Mr. McMaster's friend was allowed to plead guilty to manslaughter in exchange for acting as the Crown's chief witness against his two confederates. He was sentenced to life in prison.
His testimony did not stand alone. It was buttressed by a parade of other witnesses and a wealth of circumstantial evidence. The jury deliberated for only an hour and forty minutes before returning a guilty verdict. Their appeals denied, the two men were hanged on June 10, 1931.
Despite the arrest, trial and execution of Mr. Midwinter's two killers, police never gave up on finding the fourth fugitive, the young man whom the others referred to as "The Kid."

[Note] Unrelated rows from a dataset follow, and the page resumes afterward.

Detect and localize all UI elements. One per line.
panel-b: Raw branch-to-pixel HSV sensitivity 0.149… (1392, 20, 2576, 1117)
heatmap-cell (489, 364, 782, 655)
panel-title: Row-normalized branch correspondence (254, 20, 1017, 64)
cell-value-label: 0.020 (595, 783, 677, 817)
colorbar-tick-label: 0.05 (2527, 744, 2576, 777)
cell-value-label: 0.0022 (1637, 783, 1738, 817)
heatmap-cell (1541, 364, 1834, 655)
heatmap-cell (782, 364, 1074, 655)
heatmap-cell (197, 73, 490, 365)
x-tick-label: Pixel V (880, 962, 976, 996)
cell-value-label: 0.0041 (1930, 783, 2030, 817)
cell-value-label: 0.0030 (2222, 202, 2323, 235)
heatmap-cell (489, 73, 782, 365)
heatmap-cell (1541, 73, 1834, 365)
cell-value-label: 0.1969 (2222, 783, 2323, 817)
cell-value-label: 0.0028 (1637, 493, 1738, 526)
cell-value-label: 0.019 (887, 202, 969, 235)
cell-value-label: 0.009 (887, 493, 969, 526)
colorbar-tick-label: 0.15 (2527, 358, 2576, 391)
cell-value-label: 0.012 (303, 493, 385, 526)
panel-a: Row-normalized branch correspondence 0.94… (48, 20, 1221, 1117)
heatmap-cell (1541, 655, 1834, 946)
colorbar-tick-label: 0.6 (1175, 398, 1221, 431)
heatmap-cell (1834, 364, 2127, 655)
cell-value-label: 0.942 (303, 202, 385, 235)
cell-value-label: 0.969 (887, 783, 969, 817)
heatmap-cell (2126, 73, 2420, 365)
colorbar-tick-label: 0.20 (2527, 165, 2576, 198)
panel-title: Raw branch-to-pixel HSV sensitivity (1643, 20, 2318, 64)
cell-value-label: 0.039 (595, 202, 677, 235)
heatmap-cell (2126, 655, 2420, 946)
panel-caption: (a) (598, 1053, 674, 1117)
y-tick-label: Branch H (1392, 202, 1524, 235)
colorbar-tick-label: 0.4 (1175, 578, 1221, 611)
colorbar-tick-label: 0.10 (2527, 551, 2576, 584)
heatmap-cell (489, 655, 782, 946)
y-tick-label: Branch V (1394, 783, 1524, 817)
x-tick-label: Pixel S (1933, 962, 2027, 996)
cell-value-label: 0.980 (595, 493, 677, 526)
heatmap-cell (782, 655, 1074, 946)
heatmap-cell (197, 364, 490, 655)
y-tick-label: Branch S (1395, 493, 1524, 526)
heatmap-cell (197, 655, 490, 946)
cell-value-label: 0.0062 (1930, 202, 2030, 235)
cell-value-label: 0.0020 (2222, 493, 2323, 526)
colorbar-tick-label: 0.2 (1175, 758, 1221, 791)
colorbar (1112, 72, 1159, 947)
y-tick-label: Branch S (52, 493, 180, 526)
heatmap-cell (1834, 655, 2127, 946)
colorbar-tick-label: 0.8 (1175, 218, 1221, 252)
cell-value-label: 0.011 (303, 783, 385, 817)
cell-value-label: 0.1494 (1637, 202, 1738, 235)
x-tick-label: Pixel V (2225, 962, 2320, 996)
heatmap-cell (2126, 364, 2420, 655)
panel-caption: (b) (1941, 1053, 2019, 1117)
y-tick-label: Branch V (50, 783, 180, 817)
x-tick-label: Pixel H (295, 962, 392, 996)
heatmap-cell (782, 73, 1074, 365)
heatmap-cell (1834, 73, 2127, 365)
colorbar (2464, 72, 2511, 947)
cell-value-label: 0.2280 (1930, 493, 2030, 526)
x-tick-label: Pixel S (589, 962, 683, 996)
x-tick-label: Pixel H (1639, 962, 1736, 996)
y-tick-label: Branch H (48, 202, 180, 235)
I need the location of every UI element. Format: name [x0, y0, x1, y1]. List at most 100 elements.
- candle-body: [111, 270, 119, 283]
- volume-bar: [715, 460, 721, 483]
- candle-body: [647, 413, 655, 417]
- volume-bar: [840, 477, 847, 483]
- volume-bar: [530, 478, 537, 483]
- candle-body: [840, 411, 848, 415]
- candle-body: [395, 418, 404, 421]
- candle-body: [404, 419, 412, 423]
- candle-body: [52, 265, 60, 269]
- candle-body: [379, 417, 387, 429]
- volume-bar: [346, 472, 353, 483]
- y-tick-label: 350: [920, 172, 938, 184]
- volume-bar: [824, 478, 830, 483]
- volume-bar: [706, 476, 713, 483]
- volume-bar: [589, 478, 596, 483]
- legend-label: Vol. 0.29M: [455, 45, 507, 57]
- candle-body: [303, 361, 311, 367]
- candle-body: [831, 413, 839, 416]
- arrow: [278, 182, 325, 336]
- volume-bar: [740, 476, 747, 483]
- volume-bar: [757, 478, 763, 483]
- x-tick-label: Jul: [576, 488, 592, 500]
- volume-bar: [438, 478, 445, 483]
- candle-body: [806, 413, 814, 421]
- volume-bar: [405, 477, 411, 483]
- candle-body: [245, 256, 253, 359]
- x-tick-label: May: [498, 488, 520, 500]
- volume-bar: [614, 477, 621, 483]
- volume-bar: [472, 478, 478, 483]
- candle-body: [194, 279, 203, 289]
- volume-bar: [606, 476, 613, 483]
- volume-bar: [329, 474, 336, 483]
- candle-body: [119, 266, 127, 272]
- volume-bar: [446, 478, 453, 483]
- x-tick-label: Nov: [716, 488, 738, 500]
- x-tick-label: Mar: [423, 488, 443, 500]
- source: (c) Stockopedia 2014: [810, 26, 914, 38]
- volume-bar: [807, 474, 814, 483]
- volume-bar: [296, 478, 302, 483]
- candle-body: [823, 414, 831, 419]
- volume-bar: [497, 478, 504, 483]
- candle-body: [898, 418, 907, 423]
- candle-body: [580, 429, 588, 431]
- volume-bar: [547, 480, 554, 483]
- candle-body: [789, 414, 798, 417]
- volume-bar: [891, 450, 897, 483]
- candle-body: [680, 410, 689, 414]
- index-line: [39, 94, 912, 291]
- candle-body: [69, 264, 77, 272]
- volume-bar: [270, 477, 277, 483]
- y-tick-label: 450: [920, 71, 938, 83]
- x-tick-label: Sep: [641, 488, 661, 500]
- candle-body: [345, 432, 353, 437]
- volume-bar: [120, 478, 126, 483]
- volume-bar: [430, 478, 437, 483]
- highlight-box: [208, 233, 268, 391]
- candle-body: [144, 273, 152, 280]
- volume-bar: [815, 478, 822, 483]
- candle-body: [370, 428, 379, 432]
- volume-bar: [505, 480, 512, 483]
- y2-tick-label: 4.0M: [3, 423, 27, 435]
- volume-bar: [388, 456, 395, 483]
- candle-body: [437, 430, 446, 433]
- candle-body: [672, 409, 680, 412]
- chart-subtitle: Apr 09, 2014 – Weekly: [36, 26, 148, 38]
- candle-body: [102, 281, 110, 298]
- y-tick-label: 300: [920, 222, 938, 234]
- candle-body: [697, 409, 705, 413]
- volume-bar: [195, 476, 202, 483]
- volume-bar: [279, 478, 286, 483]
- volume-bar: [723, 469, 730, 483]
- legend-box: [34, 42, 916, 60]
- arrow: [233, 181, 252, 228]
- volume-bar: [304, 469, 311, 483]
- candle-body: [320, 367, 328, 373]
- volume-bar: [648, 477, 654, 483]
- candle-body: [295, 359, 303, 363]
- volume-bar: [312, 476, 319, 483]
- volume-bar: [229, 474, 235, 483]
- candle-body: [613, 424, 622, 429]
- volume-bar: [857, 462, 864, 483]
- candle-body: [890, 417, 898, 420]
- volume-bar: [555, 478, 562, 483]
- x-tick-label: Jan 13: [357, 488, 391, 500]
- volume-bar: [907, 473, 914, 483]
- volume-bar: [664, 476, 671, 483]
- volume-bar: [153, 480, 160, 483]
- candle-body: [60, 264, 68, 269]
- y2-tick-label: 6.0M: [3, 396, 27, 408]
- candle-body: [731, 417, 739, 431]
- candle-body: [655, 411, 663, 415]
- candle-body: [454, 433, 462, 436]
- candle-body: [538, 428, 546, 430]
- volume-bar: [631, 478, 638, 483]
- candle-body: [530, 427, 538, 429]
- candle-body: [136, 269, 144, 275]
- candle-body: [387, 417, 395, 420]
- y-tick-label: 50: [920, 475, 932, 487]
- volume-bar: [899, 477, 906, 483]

Mr. McMaster's friend said that the Kid spent his summers travelling as a hobo and spent the winter working in a coal mine. The Kid also said that a close relative had been killed in a mining accident. Inquiries at Drumheller, the major coal mining centre in Alberta, were fruitless.
Then, after the trial, a man came forward with a significant nugget of information. This man was a rancher in southern Alberta, but he was also an ex-con who knew both Slim and the shooter from prison. On their flight to Montana he had put the four men up overnight and he kept quiet about this until now.
During a conversation with the rancher the Kid remarked that he knew a horse trader in his hometown of Truro, Nova Scotia. This took the search in a new direction.
The Kid travelled under an assumed name but the Alberta Provincial Police had a good description of him. This, combined with the other details gave the Nova Scotia Provincial Police all the clues they needed to track him down. The close relative who was killed in a mining accident turned out to be his father.
The Kid was arrested at his home in Westville, Nova Scotia, and transported to Alberta. He was charged with robbery, not murder. During his tearful testimony he told how Slim beat Mr. Midwinter over the head with the billy as the other man shot him. Mr. McMaster's friend testified that he dissuaded Slim from his intention of killing the Kid in order to prevent him from squealing to the police.
On September 29, 1931, after deliberating for four hours, the jury found the Kid not guilty and he was released.